Sunday, May 10, 2020
Do your kids or grandkids like to collect rocks as much as mine do? Perhaps you yourself enjoy collecting seashells or other interesting natural “found” objects. Our first and second readings this morning talk about two very different ways of using stones. In the first reading from Acts, an angry mob uses rocks to stone the apostle Stephen to death. Our second reading from 1 Peter talks about Christians being living stones, built into a spiritual house with Christ our cornerstone, even though Christ is the cornerstone that the builders rejected. In the first instance, stones are used to harm, to kill, to try to tear down faith in Christ. In the second, they are used to build up – to build up followers of Christ as precious stones that allow believers to worship and praise God with their lives.
The gospel this morning, I think, brings these two stories together as Jesus gives us another I AM statement: “I am the way, and the truth, and the life.” Last week, Jesus gave us the assurance that he is the gate and the good shepherd, opening our lives up to a life of abundance. Today, we can ask ourselves what is this way of life, this abundance that Jesus is asking us to follow? The early Christian movement began by calling themselves not “Christian” but followers of “the Way.” Given the options of using stones to build up one another in love or tear down and kill, these early followers of Jesus chose the first way – living in the Way of love, grace, forgiveness and peace, even if their very lives were threatened, even if others could not accept their new way of life.
While our culture today remains at least culturally Christian, for the most part, as our country becomes more secular, choosing to follow Jesus the way, the truth, and the life as a particular and peculiar way is important. Sometimes I wonder if “they will know we are Christians by our love” as the old song goes, or if even as Christians we are tempted to fall into the trap of quickly judging others to be lesser than ourselves, of condemning those who don’t agree with us, and trying to protect ourselves at all costs without much thought of our neighbors in need. Certainly I see these dynamics at work during this pandemic. All of us, at some point, I would guess, hopefully have not literally thrown stones at others, but we have hurt others with our words, assumed the worst about others or our current situation.

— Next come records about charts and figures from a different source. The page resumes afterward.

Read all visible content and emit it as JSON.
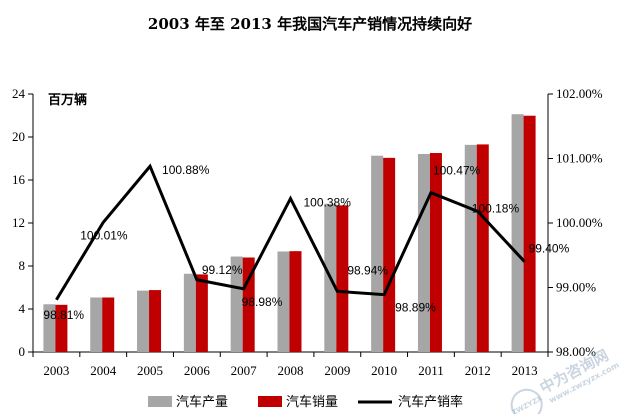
{
  "chart_data": {
    "type": "bar",
    "title": "2003 年至 2013 年我国汽车产销情况持续向好",
    "unit_label": "百万辆",
    "categories": [
      "2003",
      "2004",
      "2005",
      "2006",
      "2007",
      "2008",
      "2009",
      "2010",
      "2011",
      "2012",
      "2013"
    ],
    "series": [
      {
        "name": "汽车产量",
        "type": "bar",
        "axis": "left",
        "color": "#a6a6a6",
        "values": [
          4.44,
          5.07,
          5.71,
          7.28,
          8.88,
          9.35,
          13.79,
          18.26,
          18.42,
          19.27,
          22.12
        ]
      },
      {
        "name": "汽车销量",
        "type": "bar",
        "axis": "left",
        "color": "#c00000",
        "values": [
          4.39,
          5.07,
          5.76,
          7.22,
          8.79,
          9.38,
          13.64,
          18.06,
          18.51,
          19.31,
          21.98
        ]
      },
      {
        "name": "汽车产销率",
        "type": "line",
        "axis": "right",
        "color": "#000000",
        "values": [
          98.81,
          100.01,
          100.88,
          99.12,
          98.98,
          100.38,
          98.94,
          98.89,
          100.47,
          100.18,
          99.4
        ],
        "labels": [
          "98.81%",
          "100.01%",
          "100.88%",
          "99.12%",
          "98.98%",
          "100.38%",
          "98.94%",
          "98.89%",
          "100.47%",
          "100.18%",
          "99.40%"
        ]
      }
    ],
    "y_left": {
      "min": 0,
      "max": 24,
      "ticks": [
        "0",
        "4",
        "8",
        "12",
        "16",
        "20",
        "24"
      ]
    },
    "y_right": {
      "min": 98,
      "max": 102,
      "ticks": [
        "98.00%",
        "99.00%",
        "100.00%",
        "101.00%",
        "102.00%"
      ]
    },
    "legend_position": "bottom",
    "grid": false
  },
  "watermark": {
    "main": "中为咨询网",
    "sub": "www.zwzyzx.com",
    "badge": "ZWZYZX",
    "color": "#9fb3c8"
  }
}
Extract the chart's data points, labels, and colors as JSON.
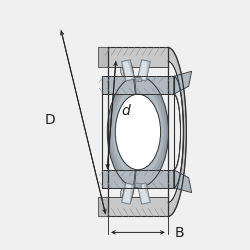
{
  "background_color": "#f0f0f0",
  "label_B": "B",
  "label_D": "D",
  "label_d": "d",
  "label_fontsize": 10,
  "figsize": [
    2.5,
    2.5
  ],
  "dpi": 100,
  "colors": {
    "outer_ring_face": "#c8c8c8",
    "outer_ring_side": "#d5d5d5",
    "inner_ring": "#b0b8c0",
    "inner_sphere": "#c8d0d8",
    "inner_sphere_light": "#e0e8f0",
    "roller": "#b8c0c8",
    "cage": "#a8b0b8",
    "line": "#303030",
    "dim": "#202020",
    "shadow": "#808890",
    "white": "#ffffff",
    "bg_fill": "#e8e8e8"
  }
}
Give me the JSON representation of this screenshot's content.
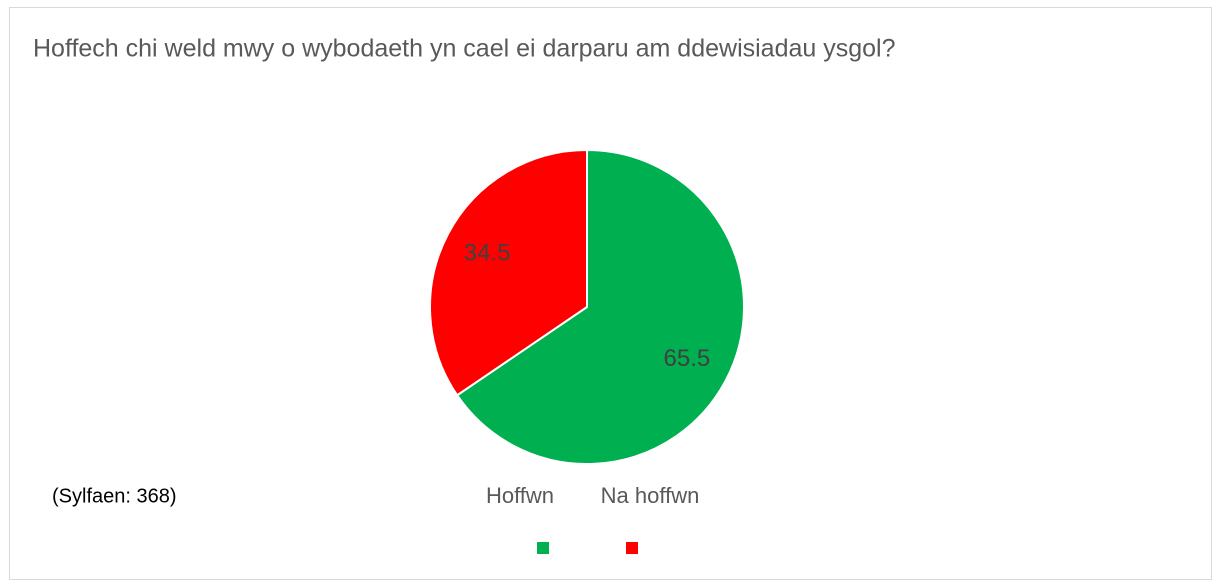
{
  "chart_data": {
    "type": "pie",
    "title": "Hoffech chi weld mwy o wybodaeth yn cael ei darparu am ddewisiadau ysgol?",
    "categories": [
      "Hoffwn",
      "Na hoffwn"
    ],
    "values": [
      65.5,
      34.5
    ],
    "colors": [
      "#00b050",
      "#ff0000"
    ],
    "annotation": "(Sylfaen: 368)"
  }
}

Researchers have studied the patterns of attitudes and behaviors of regions when they undergo any societal trauma, like 9-11, or hurricane Sandy, or like this global pandemic today. What they have found is that there is a short “honeymoon” period of about a week where a community really comes together after a disaster: we can think about the rainbows in people’s windows, the 7pm noisy “thank yous” out New York City windows for essential workers, the donations to small businesses that are struggling. But consistently, after this feeling that we’re all in this together, a community will experience a period of disillusionment and disintegration of community life. Go on any social media these days and you’ll see this research proven true – name calling, further political division, shaming of people who are not following strict quarantines on the one hand and people who gather in protest of the restrictions on the other hand. We’ve seen, unfortunately, this period of disillusionment we’re in right now even turn to violence in some very sad instances over supply shortages or people wearing or not wearing masks. As Christians today, trying to weather a global pandemic with gratitude and grace, it’s OK to not feel happy all of the time, or to have strong opinions about how we should move forward as a society. We are not impervious to the psychological impacts of this unprecedented time we are living through.
However, 1 Peter reminds us that we are living stones, holy and chosen in God’s sight. We are all in this together, even now, still. Jesus, in asking us to follow him, THE way, tells us, “Do not let your hearts be troubled. Believe in God, believe also in me.” If as followers of Christ the way, we only respond in this time out of fear and disillusionment, out of selfishness and judgment of others, we are not building each other up as living stones but throwing stones that hurt. We don’t have to have all of the answers, but we do have words of encouragement and hope to offer a world that is hurting and in need. For some of us, perhaps our faith was not so much in the forefront of our lives before all of this happened. An occasional visit to church or prayer when we were in trouble may have been the extent of our relationship with God. For some of us, God is helping us find our way through this uncertain, fearful time more than we ever have experienced before. As we work through our collective disillusionment and grief and come to terms with this new way of being in the world, God promises us a new beginning: reconstruction. God promises to use us as living stones of faith to build a spiritual house of support for all who are in need of hope, grace, and love. In following Jesus our way, truth, and life, we can be at the forefront of reconstructing a new beginning that brings people together.
My buddy Thomas shows up here again in John 14, asking Jesus, “Lord, we do not know where you are going. How can we know the way?” Once again, Thomas hits the nail on the head with our questions. Where are we going? What is the way forward? How do we know? Jesus answers Thomas and us, “I am the way, and the truth, and the life….from now on you do know him and have seen him.” So often in life, and certainly in these days, we feel like we don’t know where we’re going or what we should do next. Jesus leaves us with this promise that we know more than we think we know, because we know him. Because we know him, we know the Way, we know God. We can follow where God leads and leave a bit of our troubled hearts, our judgments, our throwing stones, behind to enter a new beginning with God. And in Christ Jesus, we have this ultimate promise that following this way leads to life, life abundant, and life everlasting. Thanks be to God. Amen.